Reestablishing drive letters (Win 7)

rmhartman

Member
I have a laptop with XP installed. I installed Windows 7 (for boot loader purposes, essentially the same as Vista). XP on C:, Win7 on E: (DVD is D:smile: Dual boot worked fine. All well and good.

Then I accidentally mucked up the MBR and lost the partition table.

Fortunately a utility called "testdisk" can rebuild partition tables (yay!)

Unfortunately I still had to reinstall the boot loader. Did that with XP CD repair option. XP boots, but no Win7.

Tried repair with Win7 CD. Not so good. It tried to make the Win7 partition C: and the XP partition E:, then complained because my Win7 was "not genuine" (Well, you'd find what you were looking for if you set the W7 partition to E:!)

Moreover, since it thought the XP partition was E: I could not even boot XP with that loader.

Ok, repair again with the XP CD. Now I'm back to square two: XP boots, but no W7. Is there any way to put the W7 (i.e. Vista) boot loader back on but have it understand that the system drive (the W7 partition) should be referenced as E:?

Thanks in advance.
 
Hi rm, welcome to NST.
Don't worry about disk letters, they're not physical, just an internal construct of the running system - entries in its registry.
Each booted system will have its own internal map of what all of the partition letters are, and none of those maps have to bear any relation to what any of the other systems have mapped.
The booted DVD is an OS in its own right and will assign letters too. It doesn't have any effect on the registry of the systems it sees. Those systems when repaired and booted will still see the world as they saw it before.
There's no point in repairing the boot with XP in an XP/Longhorn mix. XP PBR has to be replaced by longhorn's. The boot process is only backward compatible, with Vista/W7 able to boot XP, not the other way round.
You must repair the boot with your W7 DVD (3 times), and if you're getting "winload invalid digital signature" it indicates another problem, nothing to do with disk lettering.
Do you have a RAID setup ? This problem can occur with that, or possibly because your W7 boot files have got put somewhere unexpected.
Have a read of these two threads, where users had similar problems to see if you recognize anything.
 
I think you misunderstood. When I installed Win7 the first time, it understood that it's partition letter was E:. When I tried the repair, it somehow got the idea that it's partition letter was C:. This means that all the registry entries using E:whatever to point to system files are not finding them because they are now on what the os things is C:. I need the boot loader to boot up win7 with the understanding that the system drive letter is actually E:. I know the letter assignements are internal to the os, and that xp and win7 might have different letters ... but right now win7 has the /wrong/ letters.

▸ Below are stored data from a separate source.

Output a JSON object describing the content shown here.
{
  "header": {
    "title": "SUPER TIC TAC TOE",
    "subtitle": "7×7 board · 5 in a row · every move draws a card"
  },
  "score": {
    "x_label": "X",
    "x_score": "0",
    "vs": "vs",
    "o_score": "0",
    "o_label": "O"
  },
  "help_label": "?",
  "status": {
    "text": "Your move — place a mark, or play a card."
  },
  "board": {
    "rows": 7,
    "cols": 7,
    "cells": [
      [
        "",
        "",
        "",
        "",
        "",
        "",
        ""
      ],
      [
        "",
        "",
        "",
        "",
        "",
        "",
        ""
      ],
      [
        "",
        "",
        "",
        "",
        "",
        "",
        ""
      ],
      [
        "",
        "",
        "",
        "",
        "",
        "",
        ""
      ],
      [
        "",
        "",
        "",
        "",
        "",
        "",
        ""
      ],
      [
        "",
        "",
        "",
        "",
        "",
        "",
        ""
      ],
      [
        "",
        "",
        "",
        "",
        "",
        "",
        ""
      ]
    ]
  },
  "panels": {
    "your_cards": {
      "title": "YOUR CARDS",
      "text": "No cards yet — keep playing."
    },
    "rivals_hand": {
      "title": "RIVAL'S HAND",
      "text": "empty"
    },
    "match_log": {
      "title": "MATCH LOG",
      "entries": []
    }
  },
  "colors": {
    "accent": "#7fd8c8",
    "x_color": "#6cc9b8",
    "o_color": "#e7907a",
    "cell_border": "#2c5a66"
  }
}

I will check out those other threads you reference.

worst case, I can reinstall win7 from scratch ... but then I would lose the applications and such that I had installed there and I would rather not have to go through all that if I can just convince it to use E: as it's system drive letter....
 
Hi, I have just been passing through mostly the same problems as this guy, and hopefully (having read this topic) I was able to get my "Vista and Win 7" back dual-booting correctly (using registry to change the boot drive letter in Win7).

However while editing Win7 registry, I've found a unknown drive:

C: Unknown (18 .. 00 00 b0 10 ...)
H: Win7 (18 .. 00 00 b0 90 11)
K: Vista (18 .. 00 7e ... )
G: Drive (5c......)

What I did is rename "C to D", "H to C", "K to E" and my Win7 could finally boot successfully.

1. Using Win7 built-in 'disk management' utility I've changed the "(Vista) E: to D:" for convenience.
2. Then I remembered this unknown entry I saw in registry, I checked it out but it had already disappeared.

I was wondering if someone might know/estimate what that entry was?

---------
Notes: Win7 was installed on an extended partition.

Also, as the other guy, my problem was that 'Win7' was loading partly saying it was not genuine with some references to irrelevant drive letters.